The new voyeurism extends beyond mere curiosity and nearly forces us to contemplate our own happiness by comparing ourselves to others.
Yes, there’s a basic voyeurism at play here – which is no surprise as the entire Internet seems to be built on it. But this voyeurism runs far deeper than your basic porn site, celebrity gossip site, or user-generated forum (like this one). The new voyeurism extends beyond mere curiosity and nearly forces us to contemplate our own happiness by comparing ourselves to others.
“Vantage Capital Partners” – wow, sounds like that guy probably makes more than I do.
“Cherry Hills, NJ” – wow, I guess he’s got a nicer house, too.
Then you click on the photos, and start browsing through – is he/she married? If so, is his/spouse attractive? Are their kids attractive? Do they look happy together? What’s their relationship status?
And while I’m not actively or passively looking for anyone, as an experienced online dater, I can see how very easy it is to tell yourself stories – pure fictional stories – based on what you can infer from a limited portrait of someone else’s life.
If you’re dissatisfied and lonely in your relationship, the pull of your high school crush – who appears to be newly divorced on Facebook – may be the very impetus you need to test the waters of infidelity.
You remember the connection you had, you write a few ambiguous, then flirtatious emails, then, the next thing you know, you’re embroiled in an emotional email affair based on projection, need and fantasy. Cue Mark Sanford’s music.
The problem, as I see it, is twofold.
First, there’s the immediate accessibility to everyone you’ve ever met.

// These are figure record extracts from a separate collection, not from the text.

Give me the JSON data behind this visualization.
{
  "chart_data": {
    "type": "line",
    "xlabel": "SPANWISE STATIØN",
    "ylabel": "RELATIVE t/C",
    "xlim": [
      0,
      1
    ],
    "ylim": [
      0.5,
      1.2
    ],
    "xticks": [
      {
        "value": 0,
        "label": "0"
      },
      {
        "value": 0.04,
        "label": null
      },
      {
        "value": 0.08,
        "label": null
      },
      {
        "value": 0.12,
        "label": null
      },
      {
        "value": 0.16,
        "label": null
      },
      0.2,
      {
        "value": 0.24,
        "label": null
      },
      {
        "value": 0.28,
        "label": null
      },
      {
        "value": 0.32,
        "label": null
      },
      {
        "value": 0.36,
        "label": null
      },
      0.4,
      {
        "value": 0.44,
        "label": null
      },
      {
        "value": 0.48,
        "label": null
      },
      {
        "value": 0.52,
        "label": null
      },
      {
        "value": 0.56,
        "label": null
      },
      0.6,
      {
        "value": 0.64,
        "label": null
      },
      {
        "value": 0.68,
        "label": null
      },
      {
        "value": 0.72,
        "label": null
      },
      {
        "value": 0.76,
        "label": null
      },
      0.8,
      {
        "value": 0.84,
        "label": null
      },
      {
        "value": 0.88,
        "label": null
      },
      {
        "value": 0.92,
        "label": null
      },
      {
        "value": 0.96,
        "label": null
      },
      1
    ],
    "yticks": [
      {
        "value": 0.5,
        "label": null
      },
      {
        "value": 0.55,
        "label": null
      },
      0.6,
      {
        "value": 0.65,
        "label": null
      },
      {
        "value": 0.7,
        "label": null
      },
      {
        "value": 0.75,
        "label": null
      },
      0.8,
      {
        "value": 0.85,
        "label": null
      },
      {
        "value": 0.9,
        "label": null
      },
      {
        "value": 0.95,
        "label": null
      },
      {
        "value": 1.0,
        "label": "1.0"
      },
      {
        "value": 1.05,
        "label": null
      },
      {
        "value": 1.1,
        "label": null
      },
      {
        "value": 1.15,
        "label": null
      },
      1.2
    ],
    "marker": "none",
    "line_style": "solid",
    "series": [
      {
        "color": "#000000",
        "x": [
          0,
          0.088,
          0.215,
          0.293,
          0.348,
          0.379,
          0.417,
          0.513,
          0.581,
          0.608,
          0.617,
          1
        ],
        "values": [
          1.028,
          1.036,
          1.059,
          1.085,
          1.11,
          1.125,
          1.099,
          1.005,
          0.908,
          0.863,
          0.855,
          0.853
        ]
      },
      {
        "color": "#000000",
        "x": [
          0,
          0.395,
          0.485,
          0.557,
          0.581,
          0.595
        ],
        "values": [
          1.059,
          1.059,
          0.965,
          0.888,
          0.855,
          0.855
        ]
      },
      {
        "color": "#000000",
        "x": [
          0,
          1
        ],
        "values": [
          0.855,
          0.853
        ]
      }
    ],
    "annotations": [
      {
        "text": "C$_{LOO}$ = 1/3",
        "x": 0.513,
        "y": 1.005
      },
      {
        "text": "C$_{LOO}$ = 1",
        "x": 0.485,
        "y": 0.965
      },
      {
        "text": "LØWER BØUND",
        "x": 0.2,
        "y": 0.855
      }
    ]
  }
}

In the past, you had a thing for someone, they disappeared from your life forever. You might have a “what if” lingering in your mind, but it was impractical to act on it. These days, every “what if” can be answered with a “let’s see”. If I want to find my sixth grade girlfriend in Florida, I can do just that – and know a lot more about her than I know about some stranger on JDate.
The second problem is the falseness of the medium. We make two faulty assumptions on Facebook: that other people are happier than we are, and that if we only connected with those idealized people, we would be happy, too. Of course, reality tells us a different tale, but to someone who is dissatisfied in life and love, it seems like a dreamy goal.
We make two faulty assumptions on Facebook: that other people are happier than we are, and that if we only connected with those idealized people, we would be happy, too.
Finally, the acceptability of the medium makes it ubiquitous, and, therefore, dangerous. It’s not chat rooms, it’s not Ashley Madison, it’s not singles bars – it’s connecting with old friends! You can see what an alibi – and slippery slope – that can become.